Shift peak loads to solar hours, regulatory body tells TNPDCL
The commission noted that excessive dependence on power purchases, particularly during non-solar hours, has strained the utility’s finances and contributed to tariff pressure.
TNERC
CHENNAI: To rein in spiralling power procurement costs and optimise resource utilisation, the Tamil Nadu Electricity Regulatory Commission (TNERC) has directed the TN Power Distribution Corporation Ltd (TNPDCL) to shift peak electricity loads from non-solar hours to solar hours and accelerate the development of its own generation capacity.
The commission, in a recent order to approve the True-Up petition of the TNPDCL for the financial year 2023-24, highlighted that only about 30% of TNPDCL’s requirement is met through its own generation, while the remaining 70% is sourced from external agencies, private generators and power markets.
Notably, power purchase accounts for nearly 60% per cent of the annual revenue requirement (ARR) of TNPDCL. In FY 2023-24, TNPDCL’s total procurement cost stood at ₹48,130 crore — a sharp rise from ₹43,952 crore in the previous fiscal. Average cost of purchased power increased to ₹6.52/unit, up from ₹5.94.
The commission noted that excessive dependence on power purchases, particularly during non-solar hours, has strained the utility’s finances and contributed to tariff pressure. To address this, TNERC has reiterated its directive for flattening the load curve by shifting demand — especially during early morning and evening peaks — into solar hours (9 am to 5 pm), when solar generation is abundant and cheaper. Thermal and short-term market-based purchases during non-solar hours, where tariffs can exceed ₹8-₹10/unit, are to be curtailed.

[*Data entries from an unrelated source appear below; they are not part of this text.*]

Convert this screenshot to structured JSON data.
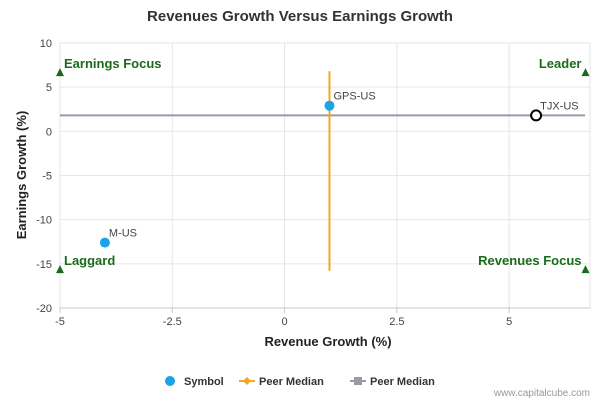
{
  "chart_data": {
    "type": "scatter",
    "title": "Revenues Growth Versus Earnings Growth",
    "xlabel": "Revenue Growth (%)",
    "ylabel": "Earnings Growth (%)",
    "xlim": [
      -5,
      6.8
    ],
    "ylim": [
      -20,
      10
    ],
    "x_ticks": [
      -5,
      -2.5,
      0,
      2.5,
      5
    ],
    "x_tick_labels": [
      "-5",
      "-2.5",
      "0",
      "2.5",
      "5"
    ],
    "y_ticks": [
      10,
      5,
      0,
      -5,
      -10,
      -15,
      -20
    ],
    "y_tick_labels": [
      "10",
      "5",
      "0",
      "-5",
      "-10",
      "-15",
      "-20"
    ],
    "points": [
      {
        "name": "GPS-US",
        "x": 1.0,
        "y": 2.9,
        "style": "filled"
      },
      {
        "name": "TJX-US",
        "x": 5.6,
        "y": 1.8,
        "style": "hollow"
      },
      {
        "name": "M-US",
        "x": -4.0,
        "y": -12.6,
        "style": "filled"
      }
    ],
    "peer_median_revenue": {
      "x": 1.0,
      "y_range": [
        -15.8,
        6.8
      ]
    },
    "peer_median_earnings": {
      "y": 1.8,
      "x_range": [
        -5,
        6.8
      ]
    },
    "quadrants": [
      {
        "label": "Earnings Focus",
        "x": -5,
        "y": 6.7,
        "anchor": "start"
      },
      {
        "label": "Leader",
        "x": 6.7,
        "y": 6.7,
        "anchor": "end"
      },
      {
        "label": "Laggard",
        "x": -5,
        "y": -15.6,
        "anchor": "start"
      },
      {
        "label": "Revenues Focus",
        "x": 6.7,
        "y": -15.6,
        "anchor": "end"
      }
    ],
    "legend": [
      {
        "label": "Symbol",
        "marker": "circle"
      },
      {
        "label": "Peer Median",
        "marker": "diamond-line"
      },
      {
        "label": "Peer Median",
        "marker": "square-line"
      }
    ],
    "legend_position": "bottom-center",
    "colors": {
      "symbol": "#1aa3e8",
      "hollow_stroke": "#000000",
      "peer_revenue": "#f5a623",
      "peer_earnings": "#999aa6",
      "quadrant": "#1a6b1a",
      "grid": "#e6e6e6",
      "axis": "#c8c8c8"
    }
  },
  "credit": "www.capitalcube.com"
}
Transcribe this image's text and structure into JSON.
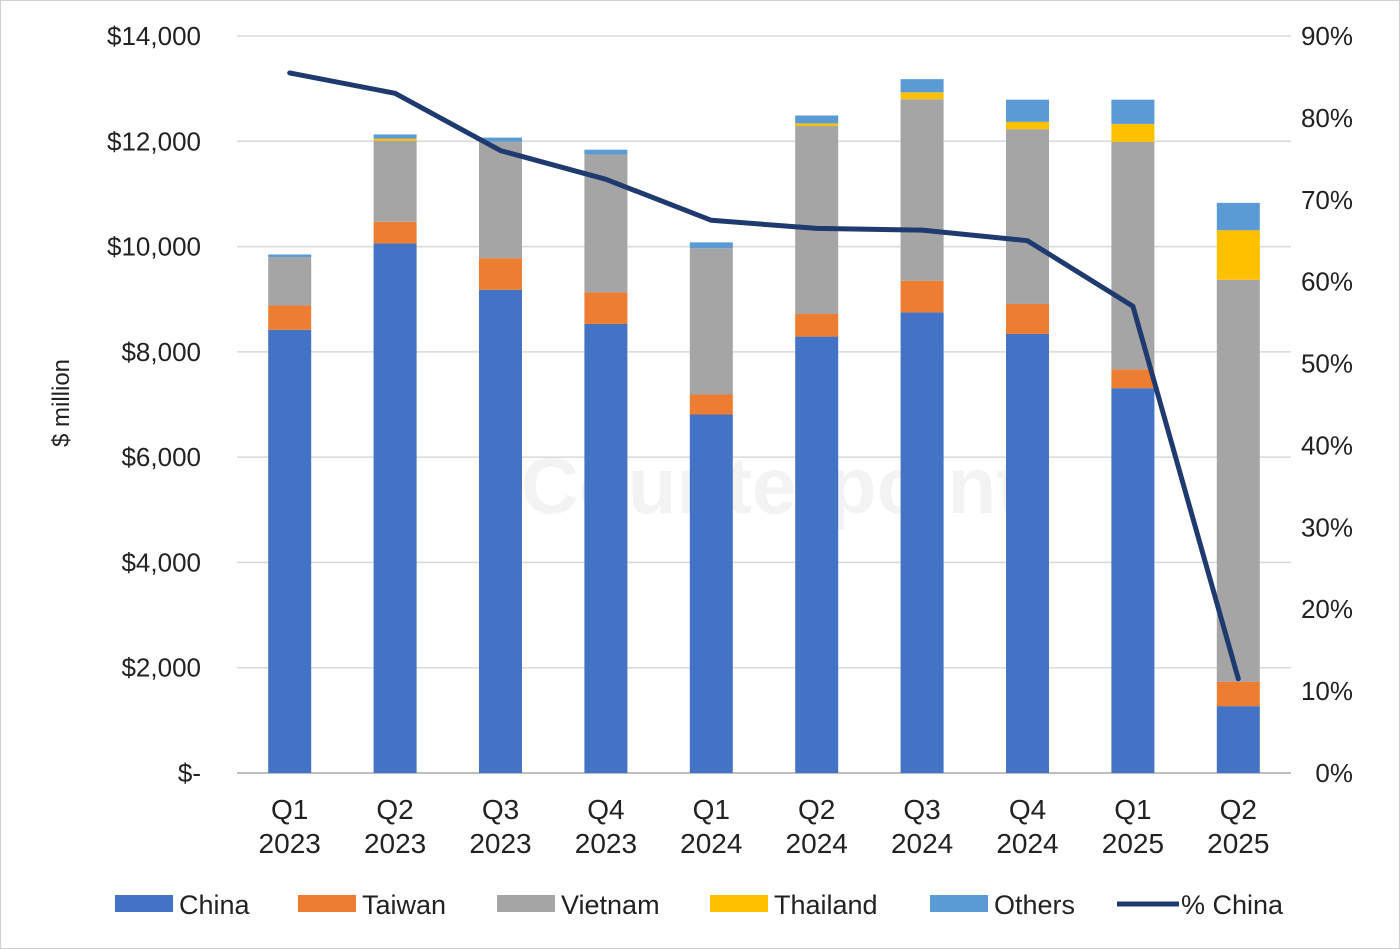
{
  "chart_data": {
    "type": "bar",
    "stacked": true,
    "watermark": "Counterpoint",
    "ylabel": "$ million",
    "ylim": [
      0,
      14000
    ],
    "y_ticks": [
      "$-",
      "$2,000",
      "$4,000",
      "$6,000",
      "$8,000",
      "$10,000",
      "$12,000",
      "$14,000"
    ],
    "y2lim": [
      0,
      90
    ],
    "y2_ticks": [
      "0%",
      "10%",
      "20%",
      "30%",
      "40%",
      "50%",
      "60%",
      "70%",
      "80%",
      "90%"
    ],
    "grid": true,
    "legend_position": "bottom",
    "categories": [
      {
        "q": "Q1",
        "year": "2023"
      },
      {
        "q": "Q2",
        "year": "2023"
      },
      {
        "q": "Q3",
        "year": "2023"
      },
      {
        "q": "Q4",
        "year": "2023"
      },
      {
        "q": "Q1",
        "year": "2024"
      },
      {
        "q": "Q2",
        "year": "2024"
      },
      {
        "q": "Q3",
        "year": "2024"
      },
      {
        "q": "Q4",
        "year": "2024"
      },
      {
        "q": "Q1",
        "year": "2025"
      },
      {
        "q": "Q2",
        "year": "2025"
      }
    ],
    "series": [
      {
        "name": "China",
        "color": "#4472C4",
        "values": [
          8420,
          10060,
          9180,
          8530,
          6810,
          8290,
          8750,
          8340,
          7310,
          1270
        ]
      },
      {
        "name": "Taiwan",
        "color": "#ED7D31",
        "values": [
          460,
          410,
          600,
          600,
          380,
          430,
          600,
          570,
          360,
          460
        ]
      },
      {
        "name": "Vietnam",
        "color": "#A5A5A5",
        "values": [
          920,
          1540,
          2210,
          2620,
          2780,
          3570,
          3450,
          3320,
          4320,
          7640
        ]
      },
      {
        "name": "Thailand",
        "color": "#FFC000",
        "values": [
          0,
          40,
          0,
          0,
          0,
          50,
          130,
          140,
          340,
          940
        ]
      },
      {
        "name": "Others",
        "color": "#5B9BD5",
        "values": [
          50,
          80,
          80,
          90,
          110,
          150,
          250,
          420,
          460,
          520
        ]
      }
    ],
    "line_series": {
      "name": "% China",
      "color": "#1F3A6E",
      "axis": "right",
      "values": [
        85.5,
        83,
        76,
        72.5,
        67.5,
        66.5,
        66.3,
        65,
        57,
        11.5
      ]
    }
  }
}
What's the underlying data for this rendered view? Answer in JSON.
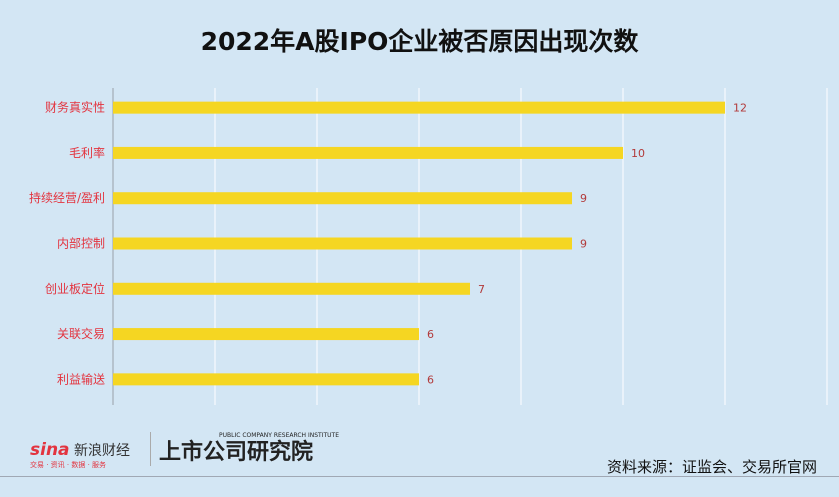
{
  "chart_data": {
    "type": "bar",
    "orientation": "horizontal",
    "title": "2022年A股IPO企业被否原因出现次数",
    "categories": [
      "财务真实性",
      "毛利率",
      "持续经营/盈利",
      "内部控制",
      "创业板定位",
      "关联交易",
      "利益输送"
    ],
    "values": [
      12,
      10,
      9,
      9,
      7,
      6,
      6
    ],
    "xlim": [
      0,
      14
    ],
    "grid": true,
    "bar_color": "#f5d622",
    "label_color": "#e3343f"
  },
  "watermark": {
    "sina": "sina新浪财经",
    "sina_sub": "交易 · 资讯 · 数据 · 服务",
    "institute": "上市公司研究院",
    "institute_en": "PUBLIC COMPANY RESEARCH INSTITUTE"
  },
  "footer": {
    "source": "资料来源：证监会、交易所官网"
  }
}
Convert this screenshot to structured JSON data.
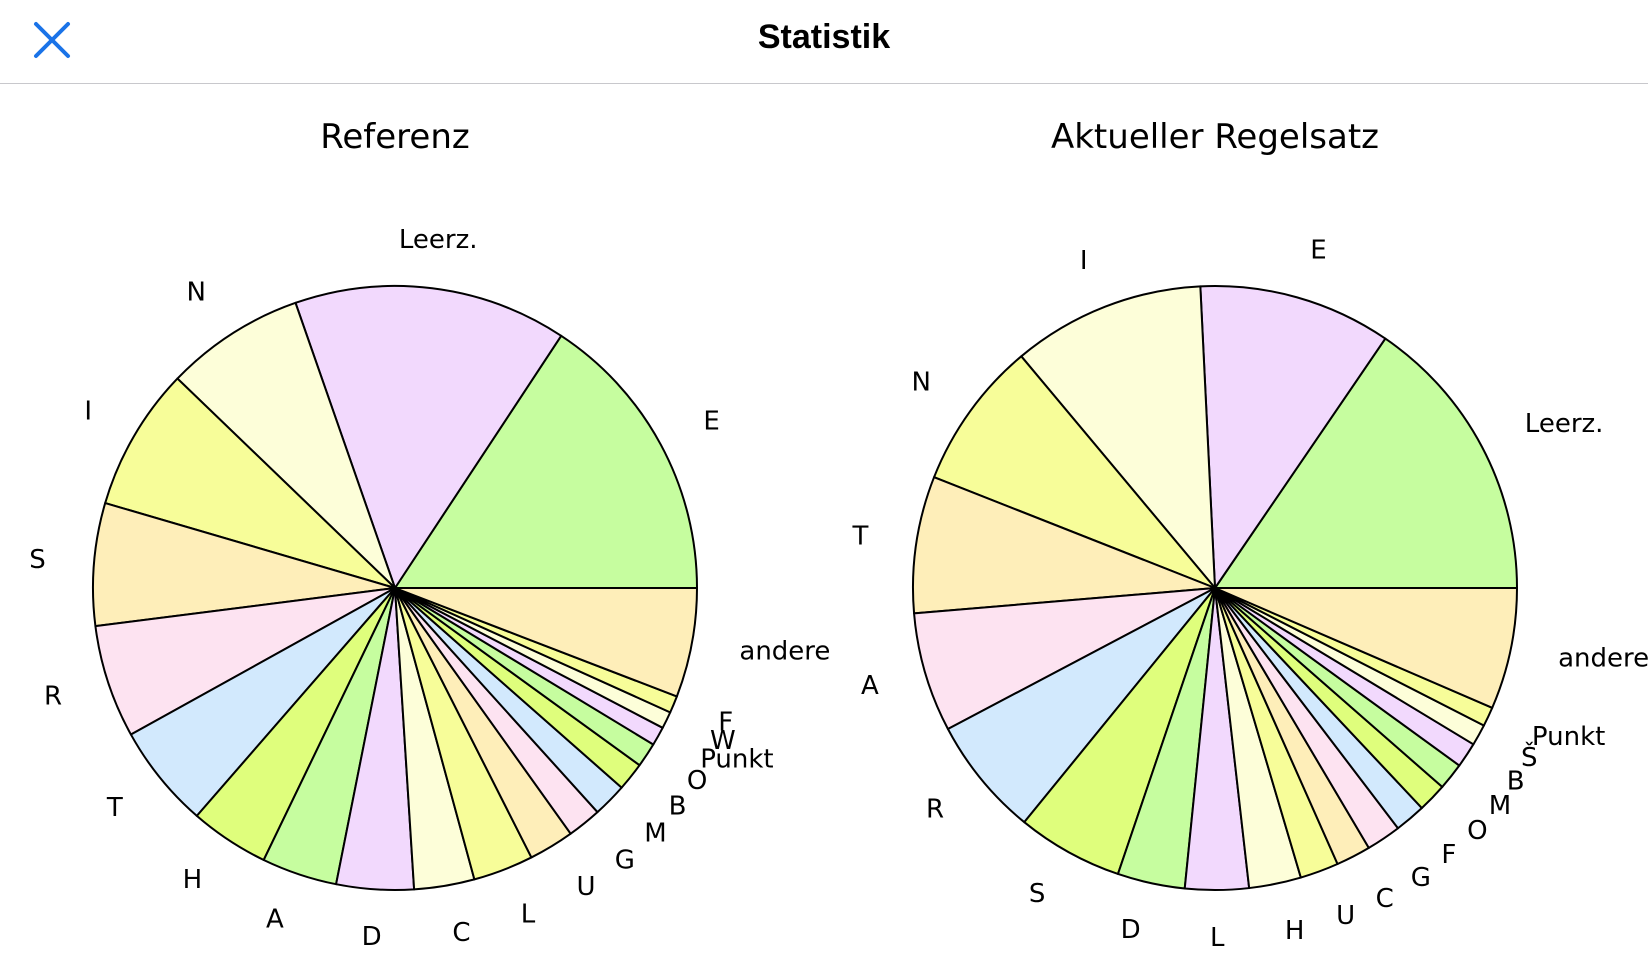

The commission has instructed TNPDCL to undertake a detailed load pattern analysis in coordination with the State Load Despatch Centre and take measures to align scheduling with solar availability. It has also advised the utility to monetise surplus generation through market sales, following the merit order principle, thereby offsetting purchase costs.
To reduce future reliance on external sources, TNPDCL has been urged to prioritise capacity addition through renewable energy, hydro, pumped storage, and battery energy storage systems. The acceleration of ongoing thermal and hydro projects was also recommended.
The commission’s approval came amid the presence of 112 adverse audit remarks in the company’s consolidated financial statements, prompting criticism from activists and consumer groups.
“TNPDCL’s True-Up petition for FY 2023-24 has been approved by the Commission on April 30 by ignoring 112 adverse remarks raised by auditors. They say this is the real account. But if the adverse remarks have to be explained in next year’s True-Up petition, how can this be the True-Up account now approved for FY 2023-24?” Neelakanta Pillai questioned. “Also, if approval was needed by April 30 just so that explanations could be pushed to next year, then what was the delay all this while? Why wait a whole year if it was urgent? They’ve made the honourable institution of the commission a scapegoat.”
While TNERC acknowledged the audit qualifications, it justified partial reliance on the Ind AS-based accounts for truing up, stating that the adverse remarks do not invalidate the entire accounting basis and that adjustments could be addressed in future filings.